Maybe there isn’t even a talent pipeline problem and I’m just a huge goof that was bad at recruiting and worse at long-term planning. Maybe I’ve had the bad luck to talk exclusively to other companies that are also bad at recruiting and long-term planning.

Assuming there is a talent pipeline problem, and that the pipeline problem is getting worse, here’s some more speculation and a bit about what might help:

I think the talent pipeline problem is tightly coupled to what makes Rails so attractive in the first place. The Basecamp team has a huge influence on the Rails world, and they showed us that shockingly small, self-funded companies can build large, complex, innovative products that compete and win against established players. That’s really cool! They have had extraordinary success with a very small team. Emulating that success is a huge driver for many folks building companies on Rails, for good reason.

But it is easy to move from “we don’t need a big team to get great results” to a related but less defensible idea of staying extremely lean and only hiring when it really hurts. Speaking from experience, if you can do a lot with a little, it starts to feel like your competitive advantage is your tiny, very experienced team. Go far enough down that road and you will find yourself building a company that can’t support and nurture junior talent (and burns out your senior talent).

With the dangers of the extremely lean ethos in mind, one path to fixing the talent pipeline problem might be reevaluating what building a successful company looks like, and rethinking expectations placed on engineers in Rails shops.

Can you build a great product and get it to market with a few really talented Rails engineers? Yes, absolutely. At my last company, we were doing millions in revenue (and profit each year) with two (2) full-time engineers and one of those engineers was me, fresh out of a bootcamp. Eventually, that masochistic commitment to being lean put tremendous strain on our engineering team, and I suspect our experience matches any other company that takes the extremely lean, self-funded route. It just starts to hurt too much and you cut everything that isn’t shipping code.

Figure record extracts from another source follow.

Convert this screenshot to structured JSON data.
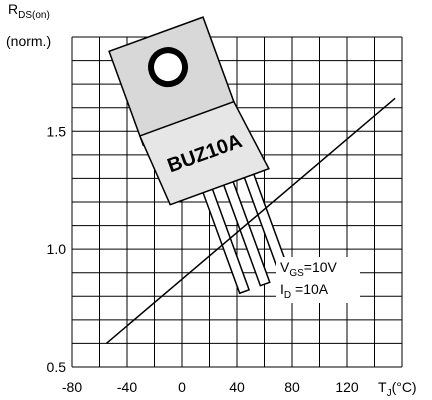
{
  "chart_data": {
    "type": "line",
    "ylabel": {
      "main": "R",
      "sub": "DS(on)",
      "line2": "(norm.)"
    },
    "xlabel": {
      "main": "T",
      "sub": "J",
      "unit": "(°C)"
    },
    "package_label": "BUZ10A",
    "annotations": [
      {
        "main": "V",
        "sub": "GS",
        "rest": "=10V"
      },
      {
        "main": "I",
        "sub": "D",
        "rest": " =10A"
      }
    ],
    "series": [
      {
        "color": "#000000",
        "x": [
          -55,
          155
        ],
        "values": [
          0.6,
          1.64
        ]
      }
    ],
    "xlim": [
      -80,
      160
    ],
    "ylim": [
      0.5,
      1.9
    ],
    "xticks": [
      -80,
      -40,
      0,
      40,
      80,
      120
    ],
    "yticks": [
      {
        "value": 0.5,
        "label": "0.5"
      },
      {
        "value": 1.0,
        "label": "1.0"
      },
      {
        "value": 1.5,
        "label": "1.5"
      }
    ],
    "xgrid": [
      -80,
      -60,
      -40,
      -20,
      0,
      20,
      40,
      60,
      80,
      100,
      120,
      140,
      160
    ],
    "ygrid": [
      0.5,
      0.6,
      0.7,
      0.8,
      0.9,
      1.0,
      1.1,
      1.2,
      1.3,
      1.4,
      1.5,
      1.6,
      1.7,
      1.8,
      1.9
    ],
    "grid": true
  }
}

As you grow, redundancy, sustainability, and reliability (of systems and people) all become more important than continuing to wear the extreme lean badge of honor. Investing in a pipeline of junior talent, giving your senior engineers time to coach and mentor those juniors, and slowing down your cadence to give everyone room to breathe in those new processes likely leads to a more successful company. It certainly leads to a more sustainable pipeline of talent moving up the ranks from junior to senior and beyond.

A single company rethinking the stay lean or die trying approach won’t fix the problem, but if you are in a position to influence growth plans at your Rails shop, think about what the future looks like on the two paths you can take. On one path, you stay lean, you hire seniors, and you keep struggling to find the 5+ years of Rails experience you require for each new hire. On the other path, you slow down a bit. You hire a mix of juniors and seniors, you invest in those juniors, and you build a pipeline of talented folks at all levels of the engineering org.

Which path feels better for the health of your business, your team, and the Rails world?